From the Passo di Viamaggio to Caprese Michelangelo
A 25km walk in 7 hours across the Valtiberina
A boundary land between Marche, Umbria and Emilia Romagna, the Valtiberina draws a striking landscape among the Apennines, ploughed by the sacred Tiber Rover. Our walk in Tuscany leaves this half-way land characterised by walled towns, abbeys and convents, parishes and medieval castles that mark the land and tell its history. After having spent the night in the town of San Sepolcro, birth place of he who “translated into painting the secrets of light and space” (Piero della Francesca), with our backpacks on our backs, in a day of strong wind, we leave the Passo di Viamaggio following, in part, the ancient Via Maior, a Roman road that linked Rimini with Rome.
Crossing the state road, the path of the Great Apennine Excursion (G.E.A.) starts a little further on from an ancient chapel and along a white road leads down to the town of Pieve Santo Stefano. This first part of the route goes to the left, around a dome-shaped relief called Montalto, whose slopes are completely covered with beeches and oaks. The thick vegetation has the job of protecting the silence of the hidden Eremo di Cerbaiolo, that we reach after an hour’s walk, abandoning the main road and climbing a mule track closed off by a wooden gate. The Monastery, on a rocky ledge, is a simple and bare place and for this reason authentic and rich in spirituality, far from the cerimonies and fasts of other “holy places”, noisy and at times too touristy (in my opinion the proverb “he who has seen La Verna and has not seen Cerbaiolo, has seen the mother but not her son” is very true).

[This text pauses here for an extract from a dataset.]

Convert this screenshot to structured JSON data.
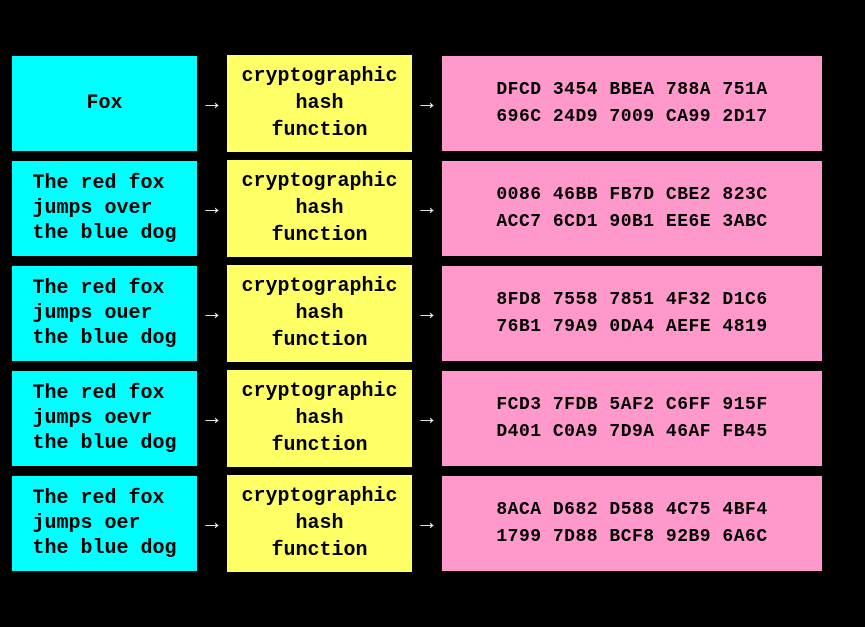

According to tradition, Cerbaiolo, founded by Benedictine monks in 722, was offered to St. Francis by the local population in 1217 and the next year became a convent of minor monks. Today it is sister Chiara Barboni who lives a real hermit’s life here, breeding her large goat herd and welcoming anyone who wishes to spend a time of prayer and meditation. It is to her, her commitment and disarming faith that the reconstruction of the monastery’s buildings is owed after it was gravely damaged during the Second World War. Our trip to the discovery of particular places could not have started better and with heavy hearts we continue our walk towards the Parish of St. Stephen. Having crossed the town, whose history was in large part destroyed by the bombings during the war, we open onto path number 20 (still signalled as G.E.A.) to climb back towards Caprese di Michelangelo.

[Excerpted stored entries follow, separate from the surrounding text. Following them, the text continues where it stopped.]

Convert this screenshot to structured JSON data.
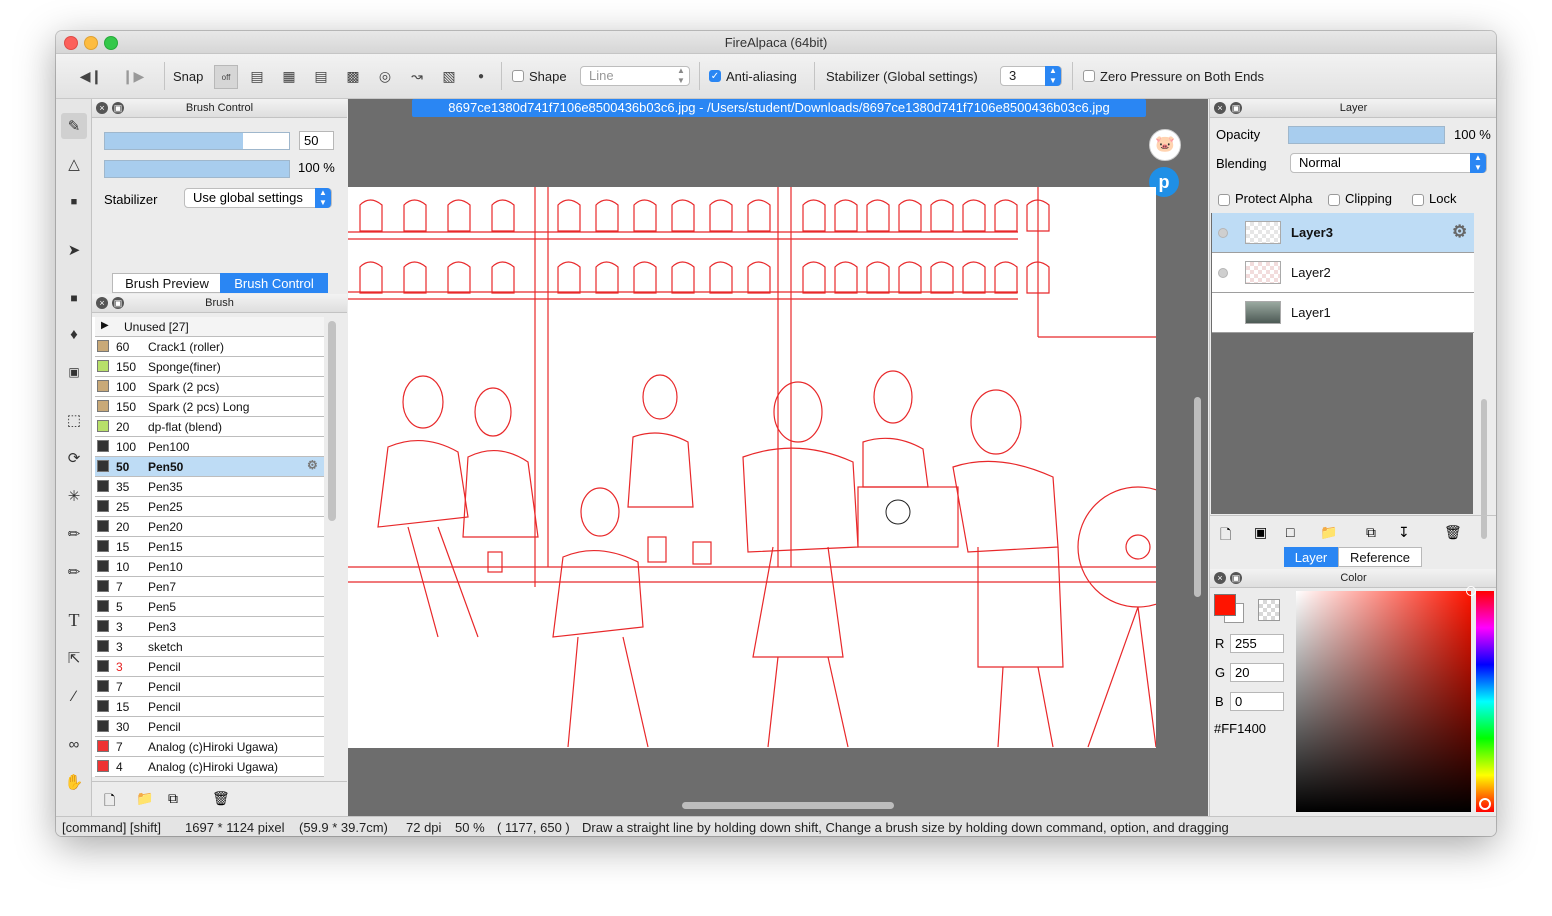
{
  "window": {
    "title": "FireAlpaca (64bit)"
  },
  "toolbar": {
    "snap_label": "Snap",
    "snap_off_label": "off",
    "shape_label": "Shape",
    "shape_value": "Line",
    "antialias_label": "Anti-aliasing",
    "stabilizer_label": "Stabilizer (Global settings)",
    "stabilizer_value": "3",
    "zero_pressure_label": "Zero Pressure on Both Ends"
  },
  "brush_control": {
    "title": "Brush Control",
    "size_value": "50",
    "size_fraction": 0.75,
    "opacity_value": "100 %",
    "stabilizer_label": "Stabilizer",
    "stabilizer_value": "Use global settings",
    "tabs": [
      "Brush Preview",
      "Brush Control"
    ]
  },
  "brush_panel": {
    "title": "Brush",
    "group": "Unused [27]",
    "items": [
      {
        "size": "60",
        "name": "Crack1 (roller)",
        "color": "#c8a978"
      },
      {
        "size": "150",
        "name": "Sponge(finer)",
        "color": "#b8e06a"
      },
      {
        "size": "100",
        "name": "Spark (2 pcs)",
        "color": "#c8a978"
      },
      {
        "size": "150",
        "name": "Spark (2 pcs) Long",
        "color": "#c8a978"
      },
      {
        "size": "20",
        "name": "dp-flat (blend)",
        "color": "#b8e06a"
      },
      {
        "size": "100",
        "name": "Pen100",
        "color": "#333333"
      },
      {
        "size": "50",
        "name": "Pen50",
        "color": "#333333"
      },
      {
        "size": "35",
        "name": "Pen35",
        "color": "#333333"
      },
      {
        "size": "25",
        "name": "Pen25",
        "color": "#333333"
      },
      {
        "size": "20",
        "name": "Pen20",
        "color": "#333333"
      },
      {
        "size": "15",
        "name": "Pen15",
        "color": "#333333"
      },
      {
        "size": "10",
        "name": "Pen10",
        "color": "#333333"
      },
      {
        "size": "7",
        "name": "Pen7",
        "color": "#333333"
      },
      {
        "size": "5",
        "name": "Pen5",
        "color": "#333333"
      },
      {
        "size": "3",
        "name": "Pen3",
        "color": "#333333"
      },
      {
        "size": "3",
        "name": "sketch",
        "color": "#333333"
      },
      {
        "size": "3",
        "name": "Pencil",
        "color": "#333333"
      },
      {
        "size": "7",
        "name": "Pencil",
        "color": "#333333"
      },
      {
        "size": "15",
        "name": "Pencil",
        "color": "#333333"
      },
      {
        "size": "30",
        "name": "Pencil",
        "color": "#333333"
      },
      {
        "size": "7",
        "name": "Analog (c)Hiroki Ugawa)",
        "color": "#ee3333"
      },
      {
        "size": "4",
        "name": "Analog (c)Hiroki Ugawa)",
        "color": "#ee3333"
      }
    ]
  },
  "document": {
    "tab_label": "8697ce1380d741f7106e8500436b03c6.jpg - /Users/student/Downloads/8697ce1380d741f7106e8500436b03c6.jpg"
  },
  "layer_panel": {
    "title": "Layer",
    "opacity_label": "Opacity",
    "opacity_value": "100 %",
    "blending_label": "Blending",
    "blending_value": "Normal",
    "protect_alpha_label": "Protect Alpha",
    "clipping_label": "Clipping",
    "lock_label": "Lock",
    "layers": [
      {
        "name": "Layer3"
      },
      {
        "name": "Layer2"
      },
      {
        "name": "Layer1"
      }
    ],
    "tabs": [
      "Layer",
      "Reference"
    ]
  },
  "color_panel": {
    "title": "Color",
    "r_label": "R",
    "r_value": "255",
    "g_label": "G",
    "g_value": "20",
    "b_label": "B",
    "b_value": "0",
    "hex": "#FF1400",
    "primary_color": "#ff1400"
  },
  "status": {
    "modifiers": "[command] [shift]",
    "pixels": "1697 * 1124 pixel",
    "size_cm": "(59.9 * 39.7cm)",
    "dpi": "72 dpi",
    "zoom": "50 %",
    "coords": "( 1177, 650 )",
    "hint": "Draw a straight line by holding down shift, Change a brush size by holding down command, option, and dragging"
  }
}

This stretch of the walk is really interesting not just because it offers a beautiful view over the Tiber valley but also because it allows us to reach small inhabited areas where time seems to have stopped, such as Stratino Alto and Basso, il Casalino, Marcena. Deifintely to be visited is Tifi where we find the beautiful Abbey of San Martino. This church, perfectly renovated, was built upon request by the pilgrim and hermit St. Romualdo, founder of the Camaldolite order. After resting we confront the last climb and, passing an iron bridge that allows a ford on the Singerna stream, we reach the asphalted road that leads to the day’s destination.
Caprese di Michelangelo is especially known for being Michelangelo Buonarroti’s birthplace: born among these mountains he “sensed the life in the stone”. In fact, the park-museum that is found in the highest part of the town is dedicated to him. With one final effort we visit the sculptor’s house before putting up our tents and eating in the lovely "Buca degli Angeli" hotel-restaurant.